Summary
The Global Solidarity Levies Task Force (GSLTF), established by its member countries, is tasked with developing internationally coordinated levies that aim to: (1) mobilize substantial finance and (2) promote climate justice by ensuring that the most polluting sectors contribute to climate action and development.
At the request of GSLTF, CE Delft conducted an impact assessment of the aviation levies, currently under development by the GSLTF. The levies are assessed in different regimes (rates, geographical scope):
- Jet fuel levy for commercial aviation
- Modular ticket levy
- Frequent flyer levy
- Private jet fuel levy
The design of the levies differs in terms of tariff rates and the geographical areas they apply to.
Overall conclusion
Overall, we conclude that global or regional coordinated aviation levies, across different geographical scopes, designs, and rates, effectively serve their main dual objectives. They contribute to significant CO2 emission reductions (4 to 10% below the baseline under middle rate, global coverage scenarios) and generate substantial revenues (€ 62 to 84 billion annually).

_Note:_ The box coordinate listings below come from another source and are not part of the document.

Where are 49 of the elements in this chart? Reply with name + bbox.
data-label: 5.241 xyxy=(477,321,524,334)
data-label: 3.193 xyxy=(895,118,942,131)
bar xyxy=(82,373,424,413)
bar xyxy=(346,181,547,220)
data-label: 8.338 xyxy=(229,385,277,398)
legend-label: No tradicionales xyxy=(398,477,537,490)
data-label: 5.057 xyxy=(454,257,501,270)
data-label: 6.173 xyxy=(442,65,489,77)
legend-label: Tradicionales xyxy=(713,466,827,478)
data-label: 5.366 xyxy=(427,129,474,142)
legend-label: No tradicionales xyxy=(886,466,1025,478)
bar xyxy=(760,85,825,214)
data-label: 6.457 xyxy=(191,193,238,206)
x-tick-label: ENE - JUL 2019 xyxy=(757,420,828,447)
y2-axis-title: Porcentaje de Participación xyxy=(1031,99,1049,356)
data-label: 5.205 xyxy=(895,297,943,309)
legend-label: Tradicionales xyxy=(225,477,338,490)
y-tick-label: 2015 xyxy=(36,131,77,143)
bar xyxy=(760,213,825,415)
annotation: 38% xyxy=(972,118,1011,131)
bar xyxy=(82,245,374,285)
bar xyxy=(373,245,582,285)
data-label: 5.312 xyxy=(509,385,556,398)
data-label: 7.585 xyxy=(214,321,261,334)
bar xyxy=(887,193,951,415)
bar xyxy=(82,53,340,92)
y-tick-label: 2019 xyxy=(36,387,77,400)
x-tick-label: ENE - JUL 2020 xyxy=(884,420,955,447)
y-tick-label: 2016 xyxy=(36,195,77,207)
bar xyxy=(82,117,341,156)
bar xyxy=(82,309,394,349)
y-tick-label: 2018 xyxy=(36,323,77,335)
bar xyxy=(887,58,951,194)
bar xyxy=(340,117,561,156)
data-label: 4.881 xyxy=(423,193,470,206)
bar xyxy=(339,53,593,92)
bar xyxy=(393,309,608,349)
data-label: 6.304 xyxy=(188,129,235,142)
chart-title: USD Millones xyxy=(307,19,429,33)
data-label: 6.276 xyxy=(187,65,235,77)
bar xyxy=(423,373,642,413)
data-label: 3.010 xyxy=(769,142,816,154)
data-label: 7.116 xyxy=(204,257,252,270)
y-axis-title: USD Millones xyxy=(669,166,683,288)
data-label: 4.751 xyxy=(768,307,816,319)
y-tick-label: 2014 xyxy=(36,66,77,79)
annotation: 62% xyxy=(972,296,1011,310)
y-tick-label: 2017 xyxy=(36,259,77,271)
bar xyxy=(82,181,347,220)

Among the options, the jet fuel levy for commercial aviation (hereinafter: jet fuel levy) performs best in terms of mobilizing climate finance and promoting climate justice, achieving high CO2 emission reductions (10% reduction through both demand and supply-side effects), strong revenue potential (€ 84 billion), and limited distributive impacts, though its legal implementation is more complex and challenging. A ticket levy performs slightly less effectively, achieving a 6% reduction in CO2 emission through demand-side effects and generating € 62 billion in revenue. However, its legal implementation is more straightforward. The private jet fuel levy, while targeting only 2% of global aviation emissions and generating modest revenues (€ 6 billion), scores well on climate justice and faces fewer legal obstacles compared to a fuel levy on commercial flights. If the levy rate of the private jet fuel levy is multiplied to be at least proportionate to the larger climate impact of private jets (x10), the potential revenue increases to € 41 billion. This means the total revenue potential for these levies combined is € 187 billion per year.
Although the introduction of an aviation levy in general may theoretically reduce long-term revenues through (intended) behavioural change, the continued baseline growth of the aviation sector suggests this risk is limited. A well designed levy- combining a strong price signal, a broad levy base, and targeted use of revenues – can thus provide a double dividend: reduce aviation emissions and secure stable funding.
The report has been undertaken by CE Delft on behalf of the Global Solidarity Levies Task Force.